Versions disponibles :
e-pub : 2,49 €
broché : 15,00 €

Pour l’occasion, nous avons interviewé l’auteur. Nous vous offrons ici l’occasion de partager un brin de ses univers :

Bonjour Nym, et merci de te plier au jeu des questions-réponses.

Salut Anne, avec plaisir.

À la ville, on te connaît comme spécialiste du petit peuple de l’herbe. En littérature, tu parcours les histoires du petit peuple des nains, elfes, magiciens, sorciers et preux chevaliers. Comment passe-t-on de l’un à l’autre et comment en es-tu venu à l’écriture ?

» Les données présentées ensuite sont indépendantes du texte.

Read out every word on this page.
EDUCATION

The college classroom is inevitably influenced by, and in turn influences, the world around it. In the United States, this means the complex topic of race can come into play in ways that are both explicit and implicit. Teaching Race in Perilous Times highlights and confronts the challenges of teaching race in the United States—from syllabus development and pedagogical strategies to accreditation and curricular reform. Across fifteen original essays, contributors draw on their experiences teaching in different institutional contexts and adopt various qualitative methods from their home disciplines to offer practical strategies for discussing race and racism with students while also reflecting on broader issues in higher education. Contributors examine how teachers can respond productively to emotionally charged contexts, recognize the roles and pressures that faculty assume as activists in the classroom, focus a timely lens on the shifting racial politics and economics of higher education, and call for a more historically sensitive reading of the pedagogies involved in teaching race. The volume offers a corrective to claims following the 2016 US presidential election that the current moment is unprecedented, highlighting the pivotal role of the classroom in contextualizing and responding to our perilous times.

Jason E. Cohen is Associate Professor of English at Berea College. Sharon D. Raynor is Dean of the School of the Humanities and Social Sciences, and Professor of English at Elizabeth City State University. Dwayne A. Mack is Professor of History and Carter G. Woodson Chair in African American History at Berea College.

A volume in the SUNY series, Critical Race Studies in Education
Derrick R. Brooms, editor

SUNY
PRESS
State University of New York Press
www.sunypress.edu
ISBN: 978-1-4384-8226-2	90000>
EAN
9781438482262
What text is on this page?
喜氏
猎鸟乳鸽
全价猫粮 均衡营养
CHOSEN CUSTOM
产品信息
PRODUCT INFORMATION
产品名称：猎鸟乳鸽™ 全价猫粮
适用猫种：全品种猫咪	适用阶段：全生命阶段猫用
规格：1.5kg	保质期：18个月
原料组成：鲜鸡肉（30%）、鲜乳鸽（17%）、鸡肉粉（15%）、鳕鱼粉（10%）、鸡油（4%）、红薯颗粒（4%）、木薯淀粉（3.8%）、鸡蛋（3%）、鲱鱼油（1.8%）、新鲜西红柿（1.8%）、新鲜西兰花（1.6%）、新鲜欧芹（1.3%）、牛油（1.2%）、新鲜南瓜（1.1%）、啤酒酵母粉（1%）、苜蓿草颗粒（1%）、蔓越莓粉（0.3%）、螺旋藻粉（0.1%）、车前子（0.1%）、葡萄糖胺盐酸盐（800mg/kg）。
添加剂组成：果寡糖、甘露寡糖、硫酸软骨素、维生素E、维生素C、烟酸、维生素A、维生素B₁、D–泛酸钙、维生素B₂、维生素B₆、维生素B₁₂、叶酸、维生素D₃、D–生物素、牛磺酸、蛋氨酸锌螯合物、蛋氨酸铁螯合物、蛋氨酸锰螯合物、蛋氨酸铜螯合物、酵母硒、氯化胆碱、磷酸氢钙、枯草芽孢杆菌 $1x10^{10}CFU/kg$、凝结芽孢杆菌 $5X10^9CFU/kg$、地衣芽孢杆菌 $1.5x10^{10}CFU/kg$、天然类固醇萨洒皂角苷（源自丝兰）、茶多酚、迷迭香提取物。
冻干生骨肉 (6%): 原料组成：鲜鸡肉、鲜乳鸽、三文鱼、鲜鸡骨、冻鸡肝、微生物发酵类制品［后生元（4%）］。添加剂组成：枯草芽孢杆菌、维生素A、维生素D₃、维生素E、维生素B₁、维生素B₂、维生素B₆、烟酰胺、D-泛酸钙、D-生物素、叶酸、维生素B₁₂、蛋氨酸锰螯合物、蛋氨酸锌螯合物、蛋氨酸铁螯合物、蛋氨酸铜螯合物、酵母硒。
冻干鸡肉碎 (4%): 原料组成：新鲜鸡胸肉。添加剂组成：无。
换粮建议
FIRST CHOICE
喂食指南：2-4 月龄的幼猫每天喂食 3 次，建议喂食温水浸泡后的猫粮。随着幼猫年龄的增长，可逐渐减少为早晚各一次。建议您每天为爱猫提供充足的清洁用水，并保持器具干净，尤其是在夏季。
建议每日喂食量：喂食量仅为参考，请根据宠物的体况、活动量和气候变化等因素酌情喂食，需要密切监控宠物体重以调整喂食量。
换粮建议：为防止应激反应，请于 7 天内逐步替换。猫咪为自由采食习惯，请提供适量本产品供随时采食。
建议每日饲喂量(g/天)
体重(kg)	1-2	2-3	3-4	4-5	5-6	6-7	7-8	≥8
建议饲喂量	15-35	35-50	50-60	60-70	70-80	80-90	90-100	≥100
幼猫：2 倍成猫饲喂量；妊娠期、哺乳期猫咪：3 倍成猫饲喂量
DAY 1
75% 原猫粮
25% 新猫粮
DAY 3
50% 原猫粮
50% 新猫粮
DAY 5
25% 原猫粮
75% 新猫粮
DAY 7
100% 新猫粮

En fait je ne pense pas être passé de l’un à l’autre à un moment particulier, car les deux m’ont toujours fasciné, aussi loin que je me rappelle. Alors disons que je passe la frontière à peu près tous les jours… dans une même minute parfois. C’est devenu normal et ne pose aucun problème. L’une des passions est devenue professionnelle, et l’autre est restée un ensemble de « hobbies » artistiques, que je décline à travers l’écriture, les jeux de rôle et des essais maladroits en peinture, dessin et sculpture. Au fond, si l’on met de côté les aspects pratiques comme la réalité et les méthodes d’investigation, tout cela parle toujours un peu de la même chose : ces petits peuples, proches et pourtant éloignés, familiers, mais qu’on connait si peu. La différence est surtout dans le ton et les outils avec lesquels on les observe : celui de l’herbe, le concret, le réel, qu’on étudie avec des appareils et des méthodes sophistiqués, et l’autre, que l’on regarde surtout avec ses yeux intérieurs, quand on pose enfin son téléphone pour regarder défiler le paysage ou qu’on déambule dans une ville inconnue juste pour sentir les lieux.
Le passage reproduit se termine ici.